Beide organisaties werken aan deskundigheidsbevordering.
Uw vraag naar mijn standpunt tegenover initiatieven die op dit terrein worden ontwikkeld, zal ik verder beantwoorden als onderdeel van mijn reactie en bevindingen die ik u in het antwoord op vraag 1 heb toegezegd voor later dit jaar.

Vraag 4
Is de minister zich ervan bewust dat het stellen van vragen over de vormgeving van de
adoptienazorg inmiddels haar tweede lustrum kent, een al met al langslepend proces?
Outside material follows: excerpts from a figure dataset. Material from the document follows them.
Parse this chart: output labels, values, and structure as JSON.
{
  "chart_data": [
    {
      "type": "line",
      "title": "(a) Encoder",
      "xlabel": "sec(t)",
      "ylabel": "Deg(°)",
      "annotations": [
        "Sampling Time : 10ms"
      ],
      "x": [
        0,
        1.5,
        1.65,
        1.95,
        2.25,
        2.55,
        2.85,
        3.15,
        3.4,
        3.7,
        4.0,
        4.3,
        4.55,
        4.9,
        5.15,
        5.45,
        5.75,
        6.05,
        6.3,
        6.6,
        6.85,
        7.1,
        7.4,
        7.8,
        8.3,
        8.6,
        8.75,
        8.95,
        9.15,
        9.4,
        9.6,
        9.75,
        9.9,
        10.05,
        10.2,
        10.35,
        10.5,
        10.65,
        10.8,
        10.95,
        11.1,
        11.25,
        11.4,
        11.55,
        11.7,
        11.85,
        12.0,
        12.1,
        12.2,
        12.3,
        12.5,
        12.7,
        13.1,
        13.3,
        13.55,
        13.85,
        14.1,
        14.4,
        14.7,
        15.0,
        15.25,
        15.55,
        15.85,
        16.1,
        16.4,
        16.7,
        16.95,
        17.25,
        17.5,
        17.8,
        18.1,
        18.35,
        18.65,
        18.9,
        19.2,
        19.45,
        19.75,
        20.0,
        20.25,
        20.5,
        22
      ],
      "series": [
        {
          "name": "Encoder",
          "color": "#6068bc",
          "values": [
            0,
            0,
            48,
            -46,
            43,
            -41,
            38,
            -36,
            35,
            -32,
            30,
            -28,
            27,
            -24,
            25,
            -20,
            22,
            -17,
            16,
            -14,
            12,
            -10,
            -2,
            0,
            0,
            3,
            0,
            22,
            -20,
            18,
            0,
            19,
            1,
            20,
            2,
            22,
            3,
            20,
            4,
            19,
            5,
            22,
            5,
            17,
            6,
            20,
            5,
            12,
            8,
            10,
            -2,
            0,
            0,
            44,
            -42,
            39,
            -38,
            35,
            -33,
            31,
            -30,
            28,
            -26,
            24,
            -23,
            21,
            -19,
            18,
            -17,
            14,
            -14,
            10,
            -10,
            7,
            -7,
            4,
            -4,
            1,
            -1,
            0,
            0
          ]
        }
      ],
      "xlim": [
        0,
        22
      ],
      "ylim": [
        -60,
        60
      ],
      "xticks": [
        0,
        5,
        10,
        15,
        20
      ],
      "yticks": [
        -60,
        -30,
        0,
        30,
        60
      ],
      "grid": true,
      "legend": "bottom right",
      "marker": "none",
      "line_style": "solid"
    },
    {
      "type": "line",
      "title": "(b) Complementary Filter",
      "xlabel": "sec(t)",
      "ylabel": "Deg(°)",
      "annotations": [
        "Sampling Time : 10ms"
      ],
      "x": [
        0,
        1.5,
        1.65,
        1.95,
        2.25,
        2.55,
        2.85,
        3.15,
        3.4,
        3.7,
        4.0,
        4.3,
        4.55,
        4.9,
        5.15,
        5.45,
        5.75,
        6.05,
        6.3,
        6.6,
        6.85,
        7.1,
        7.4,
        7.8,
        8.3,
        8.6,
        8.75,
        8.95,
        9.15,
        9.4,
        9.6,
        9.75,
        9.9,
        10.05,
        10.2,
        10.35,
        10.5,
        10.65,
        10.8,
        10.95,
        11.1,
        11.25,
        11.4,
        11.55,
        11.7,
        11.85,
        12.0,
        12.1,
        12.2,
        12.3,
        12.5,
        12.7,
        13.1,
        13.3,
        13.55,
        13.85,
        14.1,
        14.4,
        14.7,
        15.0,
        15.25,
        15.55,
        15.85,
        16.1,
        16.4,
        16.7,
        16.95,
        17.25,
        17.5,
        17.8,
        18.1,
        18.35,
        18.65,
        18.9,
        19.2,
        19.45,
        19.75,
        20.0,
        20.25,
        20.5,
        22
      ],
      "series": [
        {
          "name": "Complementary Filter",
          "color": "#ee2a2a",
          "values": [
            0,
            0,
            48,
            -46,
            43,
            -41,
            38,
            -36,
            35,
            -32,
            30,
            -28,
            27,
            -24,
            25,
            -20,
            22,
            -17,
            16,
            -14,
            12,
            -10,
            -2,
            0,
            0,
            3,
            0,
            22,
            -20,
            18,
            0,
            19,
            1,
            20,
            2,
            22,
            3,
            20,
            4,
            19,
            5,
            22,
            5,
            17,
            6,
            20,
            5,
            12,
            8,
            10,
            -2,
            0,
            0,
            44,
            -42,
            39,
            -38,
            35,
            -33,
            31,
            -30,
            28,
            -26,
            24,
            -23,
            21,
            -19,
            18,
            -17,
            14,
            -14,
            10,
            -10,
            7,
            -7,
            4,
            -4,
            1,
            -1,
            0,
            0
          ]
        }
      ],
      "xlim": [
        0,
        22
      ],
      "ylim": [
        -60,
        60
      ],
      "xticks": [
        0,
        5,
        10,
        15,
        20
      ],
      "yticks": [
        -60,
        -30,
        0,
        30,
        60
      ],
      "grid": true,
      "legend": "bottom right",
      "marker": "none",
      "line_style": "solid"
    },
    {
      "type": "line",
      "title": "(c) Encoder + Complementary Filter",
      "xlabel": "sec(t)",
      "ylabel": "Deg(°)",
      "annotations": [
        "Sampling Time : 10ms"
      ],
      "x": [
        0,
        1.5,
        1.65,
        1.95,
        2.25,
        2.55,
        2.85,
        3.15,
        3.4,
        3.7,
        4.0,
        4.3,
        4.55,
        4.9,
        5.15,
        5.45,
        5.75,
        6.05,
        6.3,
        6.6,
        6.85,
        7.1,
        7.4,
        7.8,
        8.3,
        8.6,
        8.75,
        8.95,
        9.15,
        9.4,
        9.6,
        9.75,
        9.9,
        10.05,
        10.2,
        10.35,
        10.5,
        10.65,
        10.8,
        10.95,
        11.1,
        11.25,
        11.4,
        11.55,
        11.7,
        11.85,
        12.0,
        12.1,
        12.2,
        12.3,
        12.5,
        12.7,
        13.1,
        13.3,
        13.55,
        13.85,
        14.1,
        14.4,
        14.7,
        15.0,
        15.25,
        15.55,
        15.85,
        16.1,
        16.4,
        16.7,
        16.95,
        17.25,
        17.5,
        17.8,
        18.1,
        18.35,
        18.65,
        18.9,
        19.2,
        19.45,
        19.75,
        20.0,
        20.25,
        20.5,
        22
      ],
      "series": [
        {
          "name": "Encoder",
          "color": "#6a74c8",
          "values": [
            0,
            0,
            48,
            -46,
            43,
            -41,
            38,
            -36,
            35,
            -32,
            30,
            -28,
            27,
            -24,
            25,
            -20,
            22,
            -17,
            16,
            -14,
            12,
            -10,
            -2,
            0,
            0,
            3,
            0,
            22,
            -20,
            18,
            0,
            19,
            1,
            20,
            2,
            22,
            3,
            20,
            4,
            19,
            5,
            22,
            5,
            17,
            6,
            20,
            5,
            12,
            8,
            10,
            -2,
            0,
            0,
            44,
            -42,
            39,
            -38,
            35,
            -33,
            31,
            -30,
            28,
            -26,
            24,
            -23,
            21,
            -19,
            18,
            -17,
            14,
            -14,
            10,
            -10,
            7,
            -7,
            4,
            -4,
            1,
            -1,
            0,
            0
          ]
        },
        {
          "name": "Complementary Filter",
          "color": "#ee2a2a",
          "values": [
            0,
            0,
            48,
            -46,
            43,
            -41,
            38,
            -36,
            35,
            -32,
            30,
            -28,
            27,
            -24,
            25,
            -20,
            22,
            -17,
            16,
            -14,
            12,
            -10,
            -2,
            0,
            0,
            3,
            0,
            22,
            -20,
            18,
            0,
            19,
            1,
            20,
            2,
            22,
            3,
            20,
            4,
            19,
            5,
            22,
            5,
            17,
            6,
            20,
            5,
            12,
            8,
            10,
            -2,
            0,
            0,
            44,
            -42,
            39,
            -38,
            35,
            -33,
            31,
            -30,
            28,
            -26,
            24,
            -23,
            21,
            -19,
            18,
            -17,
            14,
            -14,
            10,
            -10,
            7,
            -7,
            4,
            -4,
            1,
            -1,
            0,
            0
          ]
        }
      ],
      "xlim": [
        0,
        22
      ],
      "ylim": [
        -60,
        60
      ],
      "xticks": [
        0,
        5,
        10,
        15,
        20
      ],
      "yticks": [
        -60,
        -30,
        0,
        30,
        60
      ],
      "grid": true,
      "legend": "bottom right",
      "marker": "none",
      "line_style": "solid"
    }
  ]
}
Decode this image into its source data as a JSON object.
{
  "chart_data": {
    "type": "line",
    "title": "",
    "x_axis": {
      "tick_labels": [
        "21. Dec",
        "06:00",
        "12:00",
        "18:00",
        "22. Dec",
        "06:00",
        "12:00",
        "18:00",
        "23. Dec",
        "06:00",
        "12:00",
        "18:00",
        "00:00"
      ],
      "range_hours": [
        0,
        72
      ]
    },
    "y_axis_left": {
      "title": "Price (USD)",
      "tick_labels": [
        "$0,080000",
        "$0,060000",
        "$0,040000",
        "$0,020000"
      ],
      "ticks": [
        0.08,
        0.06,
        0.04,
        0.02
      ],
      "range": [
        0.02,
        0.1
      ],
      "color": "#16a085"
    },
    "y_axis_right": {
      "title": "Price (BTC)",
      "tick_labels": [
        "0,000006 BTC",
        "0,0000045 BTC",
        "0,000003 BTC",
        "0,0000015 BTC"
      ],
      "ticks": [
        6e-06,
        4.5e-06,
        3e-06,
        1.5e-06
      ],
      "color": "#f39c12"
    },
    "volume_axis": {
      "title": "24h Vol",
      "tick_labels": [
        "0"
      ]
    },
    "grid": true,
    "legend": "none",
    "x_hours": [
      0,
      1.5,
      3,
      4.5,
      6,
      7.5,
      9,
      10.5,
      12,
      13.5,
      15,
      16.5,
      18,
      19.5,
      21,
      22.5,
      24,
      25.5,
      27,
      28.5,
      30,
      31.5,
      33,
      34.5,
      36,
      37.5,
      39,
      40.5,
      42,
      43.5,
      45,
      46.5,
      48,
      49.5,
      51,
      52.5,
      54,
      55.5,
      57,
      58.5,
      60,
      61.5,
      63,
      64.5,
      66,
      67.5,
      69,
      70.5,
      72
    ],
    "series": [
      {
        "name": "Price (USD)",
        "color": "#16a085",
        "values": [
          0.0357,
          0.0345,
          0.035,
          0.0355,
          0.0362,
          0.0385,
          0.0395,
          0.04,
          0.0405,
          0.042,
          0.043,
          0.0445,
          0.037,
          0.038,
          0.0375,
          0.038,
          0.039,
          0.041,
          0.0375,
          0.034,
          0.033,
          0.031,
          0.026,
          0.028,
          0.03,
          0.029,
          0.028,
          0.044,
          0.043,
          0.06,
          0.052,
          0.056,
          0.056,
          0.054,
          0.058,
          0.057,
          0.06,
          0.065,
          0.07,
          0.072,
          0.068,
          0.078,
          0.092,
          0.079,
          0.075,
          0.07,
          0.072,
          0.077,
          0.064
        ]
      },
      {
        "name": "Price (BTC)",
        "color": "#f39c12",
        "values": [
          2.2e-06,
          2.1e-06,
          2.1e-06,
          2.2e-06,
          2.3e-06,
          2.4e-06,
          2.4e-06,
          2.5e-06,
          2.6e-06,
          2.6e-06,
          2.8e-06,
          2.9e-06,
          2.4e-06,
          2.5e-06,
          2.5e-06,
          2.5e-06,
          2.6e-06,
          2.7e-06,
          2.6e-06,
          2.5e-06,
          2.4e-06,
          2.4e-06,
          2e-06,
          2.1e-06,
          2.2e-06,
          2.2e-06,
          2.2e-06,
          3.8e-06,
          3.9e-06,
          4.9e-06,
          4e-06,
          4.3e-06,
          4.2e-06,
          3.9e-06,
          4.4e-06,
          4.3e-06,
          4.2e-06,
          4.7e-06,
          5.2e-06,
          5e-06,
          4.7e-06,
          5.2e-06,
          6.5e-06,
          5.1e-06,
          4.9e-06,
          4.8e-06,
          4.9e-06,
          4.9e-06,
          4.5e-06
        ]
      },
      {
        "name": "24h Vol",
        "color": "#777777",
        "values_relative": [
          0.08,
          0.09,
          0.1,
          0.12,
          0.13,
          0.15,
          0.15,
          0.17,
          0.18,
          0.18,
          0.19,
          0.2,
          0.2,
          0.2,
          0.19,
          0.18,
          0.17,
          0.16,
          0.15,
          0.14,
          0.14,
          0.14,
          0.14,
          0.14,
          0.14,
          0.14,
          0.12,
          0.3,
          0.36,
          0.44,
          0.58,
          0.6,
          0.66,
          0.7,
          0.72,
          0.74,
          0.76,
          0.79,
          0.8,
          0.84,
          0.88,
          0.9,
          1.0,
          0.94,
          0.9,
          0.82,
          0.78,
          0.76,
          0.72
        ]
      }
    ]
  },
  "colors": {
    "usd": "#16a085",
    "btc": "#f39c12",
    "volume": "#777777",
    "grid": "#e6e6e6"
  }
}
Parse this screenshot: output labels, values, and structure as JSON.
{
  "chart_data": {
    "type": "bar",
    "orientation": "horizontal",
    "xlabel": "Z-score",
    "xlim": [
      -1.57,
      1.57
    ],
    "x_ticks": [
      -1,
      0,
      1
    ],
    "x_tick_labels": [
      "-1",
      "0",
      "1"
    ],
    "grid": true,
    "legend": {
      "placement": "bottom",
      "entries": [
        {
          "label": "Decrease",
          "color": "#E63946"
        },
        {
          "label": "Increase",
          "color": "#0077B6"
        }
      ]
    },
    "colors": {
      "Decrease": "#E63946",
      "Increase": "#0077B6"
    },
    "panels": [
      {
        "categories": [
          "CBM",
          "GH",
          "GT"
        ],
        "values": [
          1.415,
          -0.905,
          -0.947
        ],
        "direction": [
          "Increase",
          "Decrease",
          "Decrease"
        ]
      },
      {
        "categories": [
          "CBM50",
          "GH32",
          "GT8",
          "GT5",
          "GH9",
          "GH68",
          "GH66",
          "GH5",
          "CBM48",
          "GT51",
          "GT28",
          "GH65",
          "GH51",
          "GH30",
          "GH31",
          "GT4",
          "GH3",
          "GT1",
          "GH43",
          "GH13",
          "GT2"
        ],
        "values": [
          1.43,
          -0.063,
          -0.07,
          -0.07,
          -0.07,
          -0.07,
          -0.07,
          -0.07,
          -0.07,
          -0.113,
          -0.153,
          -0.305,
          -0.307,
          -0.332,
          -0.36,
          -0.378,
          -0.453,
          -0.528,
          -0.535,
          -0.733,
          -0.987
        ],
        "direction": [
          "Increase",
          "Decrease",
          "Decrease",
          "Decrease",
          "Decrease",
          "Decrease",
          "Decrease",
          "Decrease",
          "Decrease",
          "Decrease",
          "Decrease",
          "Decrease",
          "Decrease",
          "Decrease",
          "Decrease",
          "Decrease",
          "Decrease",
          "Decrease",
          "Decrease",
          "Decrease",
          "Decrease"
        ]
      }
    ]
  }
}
Wanneer zal de implementatie van de eenduidige en sluitende nazorg, zoals eerder
toegezegd door de minister van Justitie, worden verwezenlijkt?

Antwoord 4
Vanaf 2008 ben ik verantwoordelijk voor de adoptienazorg. Ik ben me bewust van het belang van goede aansluiting van de adoptienazorg op de brede voorzieningen van de jeugdzorg. Zoals ik bij het antwoord op vraag 1 heb aangegeven, zal ik u zo snel als mogelijk informeren over de nadere vormgeving van de adoptienazorg in relatie tot de Centra voor Jeugd en Gezin die de komende jaren in alle gemeenten ingericht zullen worden.